Grandma-of-five Christine said:

“Over the years I had so many tests and MRI scans, but no one was able to give me a diagnosis.  

“A doctor said I was mentally ill and advised I needed to see a psychiatrist. But I knew I had a physical condition, I used to scream with the pain.   

“I was prescribed epilepsy medication even though I don’t have epilepsy, which caused me to develop jaundice and damaged my liver. I am lucky to be alive.   

“My condition meant I missed out on a lot – even small things like walking my children to and from school.

“Because I used a wheelchair to help manage my limb jerks and falls, I became a non-person in the eyes of society. People disregarded me and talked to my husband Nick instead.”  

Christine, who moved to Merseyside from the Black Country in 2019, credits her husband Nick with helping her manage her disability.   

Sadly, Nick was diagnosed with a grade four melanoma in 2001 and died in February 2004 aged just 47.  

Christine was eventually diagnosed with HPX in April 2022, and her condition is now manageable due to ‘miracle’ medication which has stopped her limb jerkiness.  

She said:

“Finally getting a diagnosis was bittersweet.   

“It was such a relief to know what was wrong, but knowing I couldn’t tell Nick because he didn’t live to see it was heartbreaking.   

“My doctor said I was the first person they’d ever met with HPX which just shows how rare and difficult to diagnose this disease is.   

“Since my HPX diagnosis, my whole life makes sense.”   

Due to never having a diagnosis, Christine was unable to apply for welfare benefits.  

She first came to The Brain Charity in 2022 for help applying for Personal Independence Payment (PIP).  

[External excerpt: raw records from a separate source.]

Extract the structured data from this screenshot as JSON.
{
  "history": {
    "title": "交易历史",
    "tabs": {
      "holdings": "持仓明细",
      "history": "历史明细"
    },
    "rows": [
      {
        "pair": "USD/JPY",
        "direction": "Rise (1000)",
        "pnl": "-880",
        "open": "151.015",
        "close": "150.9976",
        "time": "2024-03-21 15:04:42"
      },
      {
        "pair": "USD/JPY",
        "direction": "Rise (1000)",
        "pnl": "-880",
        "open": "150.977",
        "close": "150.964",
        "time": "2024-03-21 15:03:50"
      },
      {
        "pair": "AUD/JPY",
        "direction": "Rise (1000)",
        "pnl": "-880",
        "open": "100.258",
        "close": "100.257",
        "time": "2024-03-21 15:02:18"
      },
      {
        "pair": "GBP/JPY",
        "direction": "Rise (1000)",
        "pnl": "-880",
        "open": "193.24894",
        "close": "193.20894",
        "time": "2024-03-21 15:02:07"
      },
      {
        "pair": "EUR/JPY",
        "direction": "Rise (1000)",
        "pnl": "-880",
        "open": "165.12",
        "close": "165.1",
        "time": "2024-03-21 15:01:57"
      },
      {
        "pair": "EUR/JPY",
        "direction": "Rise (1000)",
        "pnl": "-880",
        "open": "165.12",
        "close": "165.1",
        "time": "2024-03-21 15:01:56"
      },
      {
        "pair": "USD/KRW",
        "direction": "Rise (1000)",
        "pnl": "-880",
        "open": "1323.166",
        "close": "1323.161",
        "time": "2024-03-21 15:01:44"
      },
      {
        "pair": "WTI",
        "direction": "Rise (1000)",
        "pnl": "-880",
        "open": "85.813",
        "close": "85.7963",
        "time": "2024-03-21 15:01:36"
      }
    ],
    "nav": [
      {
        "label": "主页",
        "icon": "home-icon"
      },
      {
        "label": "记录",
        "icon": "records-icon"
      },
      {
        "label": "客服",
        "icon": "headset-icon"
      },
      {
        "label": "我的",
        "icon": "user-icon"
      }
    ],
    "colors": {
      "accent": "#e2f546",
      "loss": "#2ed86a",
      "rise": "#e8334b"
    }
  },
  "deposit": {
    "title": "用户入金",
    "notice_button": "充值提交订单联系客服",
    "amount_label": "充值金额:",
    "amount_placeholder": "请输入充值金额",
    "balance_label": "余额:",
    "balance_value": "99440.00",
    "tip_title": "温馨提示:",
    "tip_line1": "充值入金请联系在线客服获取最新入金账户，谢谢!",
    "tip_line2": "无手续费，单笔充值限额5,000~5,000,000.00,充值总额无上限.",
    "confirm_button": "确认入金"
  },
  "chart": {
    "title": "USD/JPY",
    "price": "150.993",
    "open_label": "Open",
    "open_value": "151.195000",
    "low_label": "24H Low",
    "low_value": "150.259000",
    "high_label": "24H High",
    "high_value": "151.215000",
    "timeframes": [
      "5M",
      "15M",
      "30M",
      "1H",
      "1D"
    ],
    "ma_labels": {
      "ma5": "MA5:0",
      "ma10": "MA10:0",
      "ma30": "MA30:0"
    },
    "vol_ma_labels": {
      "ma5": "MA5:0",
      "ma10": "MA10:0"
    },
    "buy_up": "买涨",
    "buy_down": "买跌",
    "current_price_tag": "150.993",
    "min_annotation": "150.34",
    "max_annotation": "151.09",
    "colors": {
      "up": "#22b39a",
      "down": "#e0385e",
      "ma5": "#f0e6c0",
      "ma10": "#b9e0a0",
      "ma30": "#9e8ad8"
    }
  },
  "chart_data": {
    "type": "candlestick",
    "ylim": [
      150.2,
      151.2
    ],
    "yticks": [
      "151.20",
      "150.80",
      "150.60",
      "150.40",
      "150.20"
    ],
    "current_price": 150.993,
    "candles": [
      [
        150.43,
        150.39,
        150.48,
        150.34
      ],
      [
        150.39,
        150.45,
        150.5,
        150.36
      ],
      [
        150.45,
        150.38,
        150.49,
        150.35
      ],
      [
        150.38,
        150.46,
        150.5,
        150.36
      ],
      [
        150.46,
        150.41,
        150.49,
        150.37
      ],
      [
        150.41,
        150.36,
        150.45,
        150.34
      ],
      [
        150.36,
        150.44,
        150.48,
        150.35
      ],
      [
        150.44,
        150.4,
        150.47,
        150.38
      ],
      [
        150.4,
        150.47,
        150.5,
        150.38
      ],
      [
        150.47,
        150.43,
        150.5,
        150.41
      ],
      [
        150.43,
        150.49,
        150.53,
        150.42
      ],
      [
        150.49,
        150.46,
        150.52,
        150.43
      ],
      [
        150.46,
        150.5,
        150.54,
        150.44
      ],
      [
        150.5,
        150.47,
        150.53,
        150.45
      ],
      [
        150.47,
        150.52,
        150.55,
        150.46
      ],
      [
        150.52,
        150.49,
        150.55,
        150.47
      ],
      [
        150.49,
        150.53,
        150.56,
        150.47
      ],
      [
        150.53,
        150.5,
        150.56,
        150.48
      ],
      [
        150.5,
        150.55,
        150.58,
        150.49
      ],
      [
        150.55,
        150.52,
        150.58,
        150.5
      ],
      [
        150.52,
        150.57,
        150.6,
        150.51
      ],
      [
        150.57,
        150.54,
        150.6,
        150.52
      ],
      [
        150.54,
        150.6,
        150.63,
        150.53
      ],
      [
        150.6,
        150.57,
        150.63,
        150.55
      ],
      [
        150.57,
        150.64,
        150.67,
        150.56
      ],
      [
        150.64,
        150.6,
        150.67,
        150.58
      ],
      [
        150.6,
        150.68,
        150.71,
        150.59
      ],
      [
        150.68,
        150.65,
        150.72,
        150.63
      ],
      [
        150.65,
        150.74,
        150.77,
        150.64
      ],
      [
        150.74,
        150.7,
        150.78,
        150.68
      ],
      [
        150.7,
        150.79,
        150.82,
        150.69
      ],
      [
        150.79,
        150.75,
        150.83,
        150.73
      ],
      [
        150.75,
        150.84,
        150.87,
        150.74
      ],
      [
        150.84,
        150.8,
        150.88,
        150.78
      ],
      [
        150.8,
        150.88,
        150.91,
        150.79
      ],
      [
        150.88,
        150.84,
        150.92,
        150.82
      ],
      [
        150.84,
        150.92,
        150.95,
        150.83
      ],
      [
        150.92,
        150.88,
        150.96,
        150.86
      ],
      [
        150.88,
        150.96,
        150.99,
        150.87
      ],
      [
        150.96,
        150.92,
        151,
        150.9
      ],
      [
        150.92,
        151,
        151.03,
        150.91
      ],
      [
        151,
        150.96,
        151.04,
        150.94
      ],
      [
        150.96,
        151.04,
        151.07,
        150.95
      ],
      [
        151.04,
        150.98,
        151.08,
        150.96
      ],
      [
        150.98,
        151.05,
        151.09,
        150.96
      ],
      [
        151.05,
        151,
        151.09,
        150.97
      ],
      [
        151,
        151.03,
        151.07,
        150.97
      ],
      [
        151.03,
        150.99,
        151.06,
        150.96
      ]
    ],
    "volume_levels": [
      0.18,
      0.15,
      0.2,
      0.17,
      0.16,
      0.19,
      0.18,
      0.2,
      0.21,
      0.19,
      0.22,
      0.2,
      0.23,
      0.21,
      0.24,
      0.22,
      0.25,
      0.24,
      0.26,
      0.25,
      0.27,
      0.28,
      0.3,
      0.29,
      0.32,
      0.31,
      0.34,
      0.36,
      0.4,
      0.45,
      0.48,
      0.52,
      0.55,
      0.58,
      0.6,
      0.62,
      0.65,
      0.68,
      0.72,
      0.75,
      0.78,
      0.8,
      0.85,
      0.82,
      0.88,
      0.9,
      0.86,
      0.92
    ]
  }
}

While she was initially rejected, our staff helped Christine take the case to a tribunal which was successful, and she was awarded PIP in 2023. 

She was able to use the money awarded to go on her first holiday in 19 years, a trip to Berwick-upon-Tweed.   

Christine now regularly attends the charity’s programme of activities and events.   

She added:

“Coming to The Brain Charity, it was overwhelming to be with so many disabled people, but it was also so freeing because I could just be myself.  

“It didn’t matter that I walked funny, it didn’t matter that my words got jumbled or that my hands wouldn’t stop moving. I could just be me.”